What to know:
- XRP liquidity drops to 5-year low as trading activity weakens
- Binance data shows reduced XRP participation amid cautious market sentiment
- Low liquidity conditions signal potential volatility when XRP activity returns
XRP trading activity on Binance has slowed significantly as liquidity drops to levels not seen in several years, reflecting a broader cooling phase that has developed gradually across the market rather than emerging from a sudden shift. Market data shows a consistent decline in participation, which suggests that traders are becoming more cautious while adjusting their positions in response to changing conditions.
Binance Crashes to 5-Year Low
According to CryptoQuant analyst Arab Chain, XRP liquidity on Binance has fallen to its lowest level since 2021, with the liquidity index now near 0.053, highlighting the depth of the ongoing contraction in market activity. At the same time, the 30-day trading volume has declined to around 3.77 billion XRP, which stands among the lowest levels recorded in recent years and reinforces the slowdown in engagement.
This decline indicates that fewer traders are actively participating in the market, while the order book has become thinner, reducing the ability to absorb large transactions without affecting price movements. Consequently, even moderate trades can now have a stronger impact on price due to reduced liquidity and limited market depth.

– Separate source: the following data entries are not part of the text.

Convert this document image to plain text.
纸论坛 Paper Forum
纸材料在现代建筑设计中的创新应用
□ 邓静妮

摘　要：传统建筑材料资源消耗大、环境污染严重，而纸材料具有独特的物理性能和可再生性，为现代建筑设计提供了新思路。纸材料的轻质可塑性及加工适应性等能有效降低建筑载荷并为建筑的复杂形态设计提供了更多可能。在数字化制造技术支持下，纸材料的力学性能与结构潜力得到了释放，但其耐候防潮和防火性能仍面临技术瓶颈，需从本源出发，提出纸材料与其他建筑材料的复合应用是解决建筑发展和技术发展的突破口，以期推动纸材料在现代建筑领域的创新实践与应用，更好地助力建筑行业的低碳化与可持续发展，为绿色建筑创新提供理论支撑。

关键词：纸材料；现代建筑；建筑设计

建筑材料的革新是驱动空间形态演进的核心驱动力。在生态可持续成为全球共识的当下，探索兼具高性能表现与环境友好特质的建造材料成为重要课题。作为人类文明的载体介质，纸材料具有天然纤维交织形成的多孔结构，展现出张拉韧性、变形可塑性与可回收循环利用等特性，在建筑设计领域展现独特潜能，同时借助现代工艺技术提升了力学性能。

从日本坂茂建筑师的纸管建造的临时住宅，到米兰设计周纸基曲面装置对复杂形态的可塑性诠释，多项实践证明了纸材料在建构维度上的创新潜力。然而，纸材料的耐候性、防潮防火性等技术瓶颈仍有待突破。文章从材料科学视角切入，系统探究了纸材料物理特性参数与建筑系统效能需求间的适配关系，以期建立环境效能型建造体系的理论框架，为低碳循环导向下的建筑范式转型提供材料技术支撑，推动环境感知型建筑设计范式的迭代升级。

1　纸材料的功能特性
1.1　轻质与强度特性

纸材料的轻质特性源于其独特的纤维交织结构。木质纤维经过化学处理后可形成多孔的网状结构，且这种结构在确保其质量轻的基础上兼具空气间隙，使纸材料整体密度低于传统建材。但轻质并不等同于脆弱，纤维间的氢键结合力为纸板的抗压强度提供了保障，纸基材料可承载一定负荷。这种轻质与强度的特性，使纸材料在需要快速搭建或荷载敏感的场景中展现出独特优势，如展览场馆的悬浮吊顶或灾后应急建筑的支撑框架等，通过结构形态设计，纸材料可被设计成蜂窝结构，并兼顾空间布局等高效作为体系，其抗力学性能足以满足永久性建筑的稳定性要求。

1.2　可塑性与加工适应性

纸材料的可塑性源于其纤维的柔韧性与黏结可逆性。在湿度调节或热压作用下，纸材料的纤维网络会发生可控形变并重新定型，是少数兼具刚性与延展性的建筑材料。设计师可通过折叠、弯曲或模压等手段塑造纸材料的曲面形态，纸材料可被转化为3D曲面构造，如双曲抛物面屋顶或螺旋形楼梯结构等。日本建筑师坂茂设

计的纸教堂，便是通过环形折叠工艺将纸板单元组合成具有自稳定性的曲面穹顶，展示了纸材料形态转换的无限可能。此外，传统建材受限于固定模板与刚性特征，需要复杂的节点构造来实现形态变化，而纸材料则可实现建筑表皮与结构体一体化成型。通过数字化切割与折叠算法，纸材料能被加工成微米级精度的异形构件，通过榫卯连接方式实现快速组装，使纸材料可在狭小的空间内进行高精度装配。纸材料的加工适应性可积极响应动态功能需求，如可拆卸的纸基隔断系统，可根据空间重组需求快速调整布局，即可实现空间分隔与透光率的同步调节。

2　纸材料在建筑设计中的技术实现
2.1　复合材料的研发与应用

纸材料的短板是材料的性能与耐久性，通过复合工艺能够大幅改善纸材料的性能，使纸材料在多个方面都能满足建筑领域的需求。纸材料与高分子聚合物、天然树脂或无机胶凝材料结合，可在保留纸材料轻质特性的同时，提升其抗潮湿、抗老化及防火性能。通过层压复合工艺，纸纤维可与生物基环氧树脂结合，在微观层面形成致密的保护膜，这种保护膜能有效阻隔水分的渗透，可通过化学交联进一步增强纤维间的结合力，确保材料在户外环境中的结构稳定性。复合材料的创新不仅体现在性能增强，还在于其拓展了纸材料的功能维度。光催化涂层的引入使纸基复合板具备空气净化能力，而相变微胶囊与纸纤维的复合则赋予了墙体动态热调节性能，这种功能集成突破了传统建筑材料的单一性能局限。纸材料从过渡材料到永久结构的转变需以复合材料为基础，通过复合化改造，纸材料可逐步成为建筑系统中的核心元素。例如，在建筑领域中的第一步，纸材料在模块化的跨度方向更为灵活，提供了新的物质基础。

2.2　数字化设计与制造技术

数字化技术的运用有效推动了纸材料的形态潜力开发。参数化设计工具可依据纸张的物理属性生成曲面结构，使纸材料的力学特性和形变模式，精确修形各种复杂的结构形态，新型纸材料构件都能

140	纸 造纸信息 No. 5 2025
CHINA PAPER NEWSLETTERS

XRP price action reflects these conditions, as the asset trades near $1.33 while maintaining relatively stable movements over recent sessions, despite a broader decline from levels above $3.00 in mid-2025. Moreover, volatility has eased, which aligns with the lower liquidity environment and reduced trading activity observed across the market.
Also Read: Whales Scoop 20,000,000 XRP in the Last 7 Days – Is a Relief Coming for Price?

Source: CryptoQuant
What It Means for XRP
The drop in liquidity creates a more sensitive trading environment for XRP, where price movements react more quickly to incoming orders due to the reduced number of active participants. Additionally, lower participation limits strong directional momentum, which explains the current phase of controlled and stable price behavior.
According to Arab Chain, the ongoing decline reflects a cautious stance among investors, as many participants appear to be waiting for clearer market signals before increasing exposure. This behavior has reduced both buying pressure and selling intensity, contributing to the current period of subdued activity.
Moreover, low liquidity conditions often precede stronger volatility once trading activity returns, since thin markets struggle to absorb new capital efficiently. As a result, price movements could become more pronounced when liquidity flows increase again.